12天summer----数据挖掘实战-模型调优

模型调参-利器 GridSearchCV（网格搜索）

参考：https://blog.youkuaiyun.com/weixin_41988628/article/details/83098130

由 于 带 交 叉 验 证 的 网 格 搜 索 是 一 种 常 用 的 调 参 方 法， 因 此 scikit-learn 提 供 了GridSearchCV 类，它以估计器（estimator）的形式实现了这种方法。要使用 GridSearchCV类，你首先需要用一个字典指定要搜索的参数。然后 GridSearchCV 会执行所有必要的模型拟合。字典的键是我们要调节的参数名称（param_grid，字典的值是我们想要尝试的参数设置)。我们创建的 grid_search 对象的行为就像是一个分类器，我们可以对它调用标准的 fit、predict 和 score 方法。 2 但我们在调用 fit 时，它会对 param_grid 指定的每种参数组合都运行交叉验证,拟合 GridSearchCV 对象不仅会搜索最佳参数，还会利用得到最佳交叉验证性能的参数在整个训练数据集上自动拟合一个新模型。GridSearchCV 类提供了一个非常方便的接口，可以用 predict 和 score 方法来访问重新训练过的模型。
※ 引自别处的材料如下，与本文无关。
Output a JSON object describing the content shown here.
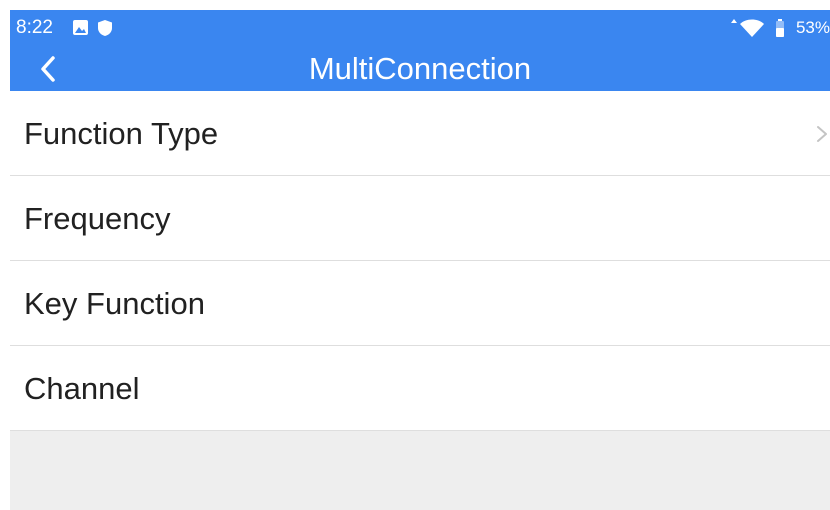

对LR 和SVC进行网格搜索，得到最优参数集和最佳精度

tuned_parameters = [{'C':[100,1000,100000]}] 
for model in models[:2]:
    clf = GridSearchCV(model,tuned_parameters, cv=10, scoring='accuracy')
    clf.fit(x_train, y_train)
    #best_estimator_ returns the best estimator chosen by the search
    #grid_scores_的返回值:
    #    * a dict of parameter settings
    #    * the mean score over the cross-validation folds 
    #    * the list of scores for each fold

print("Best parameters:{}".format(clf.best_estimator_))
print("Best cv score:{}".format(clf.best_score_))
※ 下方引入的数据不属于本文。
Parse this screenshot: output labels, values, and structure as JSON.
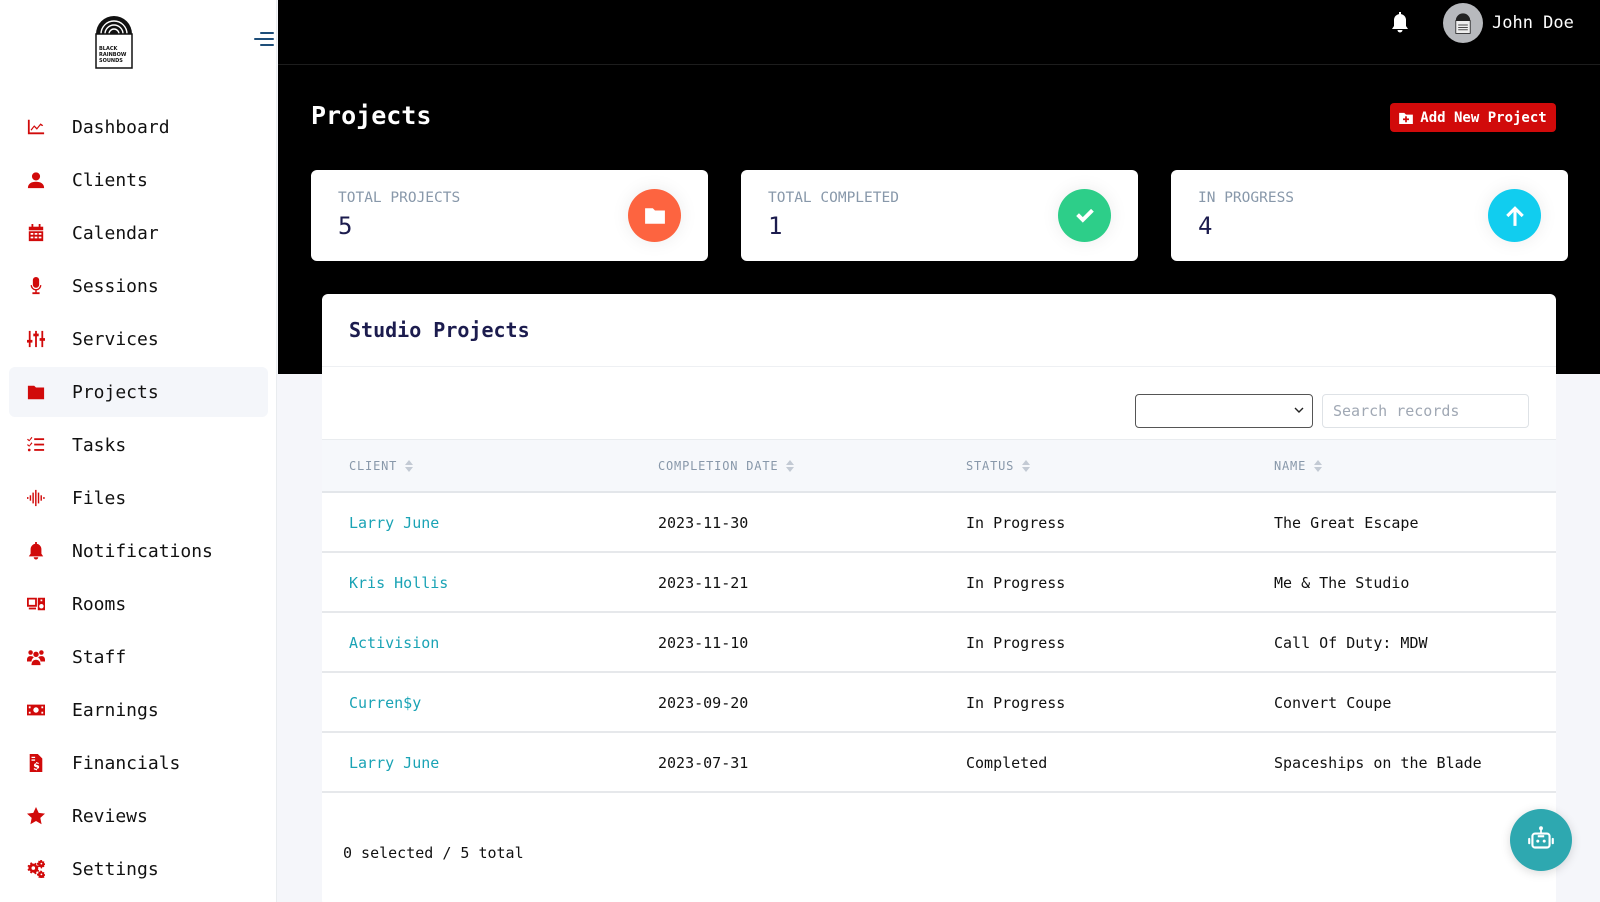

对决策树、随机森林、XGBoost进行网格搜索，得到最优参数集和最佳精度

tuned_parameters = [{'max_depth':range(1,10,1)}] 
for model in models[2:]:
    clf = GridSearchCV(model,tuned_parameters, cv=10, scoring='accuracy')
    clf.fit(x_train, y_train)
    #best_estimator_ returns the best estimator chosen by the search

    #grid_scores_的返回值:
    #    * a dict of parameter settings
    #    * the mean score over the cross-validation folds 
    #    * the list of scores for each fold

print("Best parameters:{}".format(clf.best_estimator_))
print("Best cv score:{}".format(clf.best_score_))

 

画出每个模型的交叉验证后的学习曲线

from sklearn.model_selection import learning_curve
def plot_learning_curve(estimator, title, X, y, ylim=None, cv=None,
                        n_jobs=1, train_sizes=np.linspace(.1, 1.0, 5)):
    
    plt.figure()
    plt.title(title)
    if ylim is not None:
        plt.ylim(*ylim)
    plt.xlabel("Training examples")
    plt.ylabel("Score")
    train_sizes, train_scores, test_scores = learning_curve(
        estimator, X, y, cv=cv, n_jobs=n_jobs, train_sizes=train_sizes)
    train_scores_mean = np.mean(train_scores, axis=1)
    train_scores_std = np.std(train_scores, axis=1)
    test_scores_mean = np.mean(test_scores, axis=1)
    test_scores_std = np.std(test_scores, axis=1)
    plt.grid()

    plt.fill_between(train_sizes, train_scores_mean - train_scores_std,
                     train_scores_mean + train_scores_std, alpha=0.1,
                     color="r")
    plt.fill_between(train_sizes, test_scores_mean - test_scores_std,
                     test_scores_mean + test_scores_std, alpha=0.1, color="g")
    plt.plot(train_sizes, train_scores_mean, 'o-', color="r",
             label="Training score")
    plt.plot(train_sizes, test_scores_mean, 'o-', color="g",
             label="Cross-validation score")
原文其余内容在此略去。